Re: newbie packaging question
On Thu, Aug 07, 2003 at 12:54:08PM -0700, Eric Winger wrote:
> I hope that I've selected the correct debian mailing list for this
> question. But if not, I would appreciate if you could redirect properly.
Nope, this is the right spot.
> My first steps are proving to be quite haltingly slow. I'm the Debian
> New Maintainer's Guide and I've setup a simple goal for myself. To take
> an installation .bin (known to work) and make a debian package out of
> it. No sources, just a .bin. Then debian, upon installing this package,
> would simply run a little config script to run the .bin file.
Ayup. Quite simple.
> But in following the instructions in the doc it tells me to create some
> directories with my source in them, then use dh-make first. But dh_make
> keeps telling me it can't find my source package.
That would be the tarball containing the "source" for your package. The
"source" is simply whatever gets released without debian modifications. Of
course, there are "debian native" packages, where the source and debian bits
are all together.
The things which absolutely have to be in a package in order to be built are
debian/rules and debian/control. debian/rules gives the commands required
to make the package, and debian/control has the information necessary to
name the binary packages, dependencies, and the rest.
Your best bet is to get the source for a really simple, debian-native,
architecture-independent package, and change the small bit of code that has
to be changed to copy your binary to the right place.

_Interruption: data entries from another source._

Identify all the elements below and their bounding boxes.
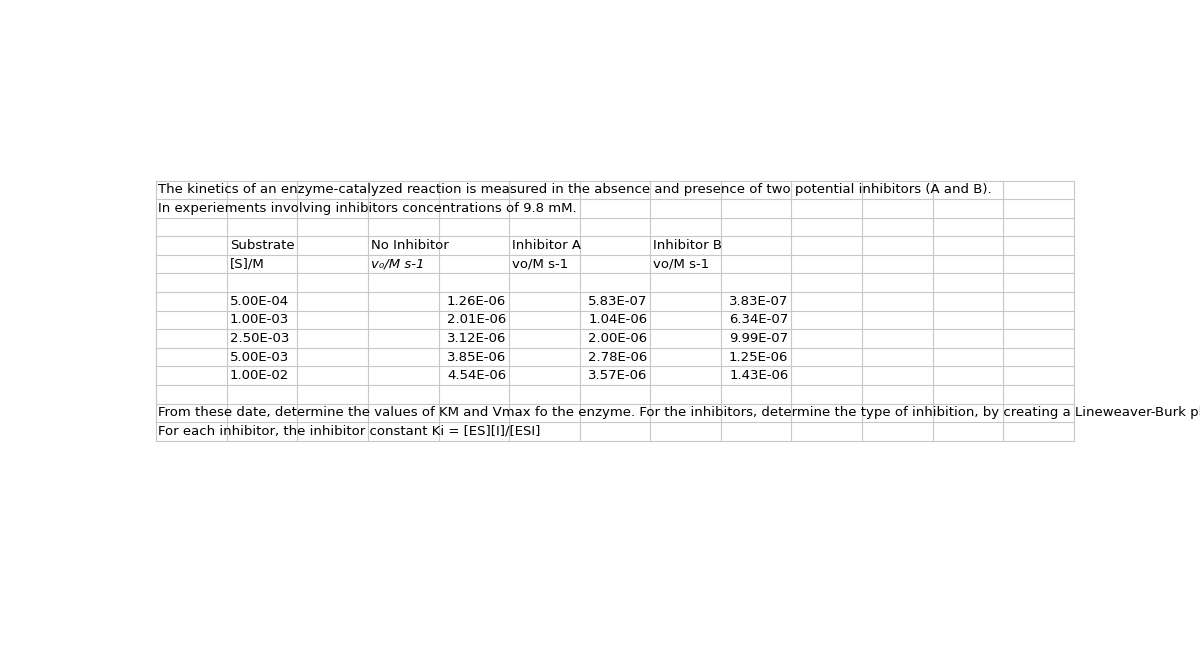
Text: No Inhibitor: No Inhibitor <box>371 239 449 252</box>
Text: 6.34E-07: 6.34E-07 <box>730 313 788 326</box>
Text: 3.83E-07: 3.83E-07 <box>728 295 788 308</box>
Text: 5.00E-03: 5.00E-03 <box>230 351 289 364</box>
Text: In experiements involving inhibitors concentrations of 9.8 mM.: In experiements involving inhibitors con… <box>157 202 576 215</box>
Text: The kinetics of an enzyme-catalyzed reaction is measured in the absence and pres: The kinetics of an enzyme-catalyzed reac… <box>157 184 991 197</box>
Text: 2.78E-06: 2.78E-06 <box>588 351 647 364</box>
Text: 5.00E-04: 5.00E-04 <box>230 295 289 308</box>
Text: 3.12E-06: 3.12E-06 <box>446 332 506 345</box>
Text: Inhibitor B: Inhibitor B <box>653 239 722 252</box>
Text: vo/M s-1: vo/M s-1 <box>653 258 709 271</box>
Text: Inhibitor A: Inhibitor A <box>512 239 581 252</box>
Text: 1.04E-06: 1.04E-06 <box>588 313 647 326</box>
Text: From these date, determine the values of KM and Vmax fo the enzyme. For the inhi: From these date, determine the values of… <box>157 406 1200 419</box>
Text: [S]/M: [S]/M <box>230 258 265 271</box>
Text: v₀/M s-1: v₀/M s-1 <box>371 258 425 271</box>
Text: 3.85E-06: 3.85E-06 <box>446 351 506 364</box>
Text: For each inhibitor, the inhibitor constant Ki = [ES][I]/[ESI]: For each inhibitor, the inhibitor consta… <box>157 425 540 438</box>
Text: 2.50E-03: 2.50E-03 <box>230 332 289 345</box>
Text: 2.01E-06: 2.01E-06 <box>446 313 506 326</box>
Text: 2.00E-06: 2.00E-06 <box>588 332 647 345</box>
Text: Substrate: Substrate <box>230 239 294 252</box>
Text: 5.83E-07: 5.83E-07 <box>588 295 647 308</box>
Text: 1.00E-03: 1.00E-03 <box>230 313 289 326</box>
Text: 1.25E-06: 1.25E-06 <box>728 351 788 364</box>
Text: 4.54E-06: 4.54E-06 <box>446 369 506 382</box>
Text: 3.57E-06: 3.57E-06 <box>588 369 647 382</box>
Text: 9.99E-07: 9.99E-07 <box>730 332 788 345</box>
Text: 1.43E-06: 1.43E-06 <box>730 369 788 382</box>
Text: vo/M s-1: vo/M s-1 <box>512 258 569 271</box>
Text: 1.00E-02: 1.00E-02 <box>230 369 289 382</box>
Text: 1.26E-06: 1.26E-06 <box>446 295 506 308</box>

Executing commands after installation can be done in the postinst file,
which is usually just a shell script. Adding a startup script can be done
with dh_installinit (see the manpage).
An example of a simple package as described above is phtml. (Mandatory
disclosure: I maintain it).
> So two questions, does the source package need to be raw code or is it
> specific term to refer to a C source filled directory? And two, is my
> goal reasonable for a first-timer?
Your goal is reasonable, and no, "source code" doesn't have to be C source
or anything like that. Consider doc-rfc, or Perl script packages.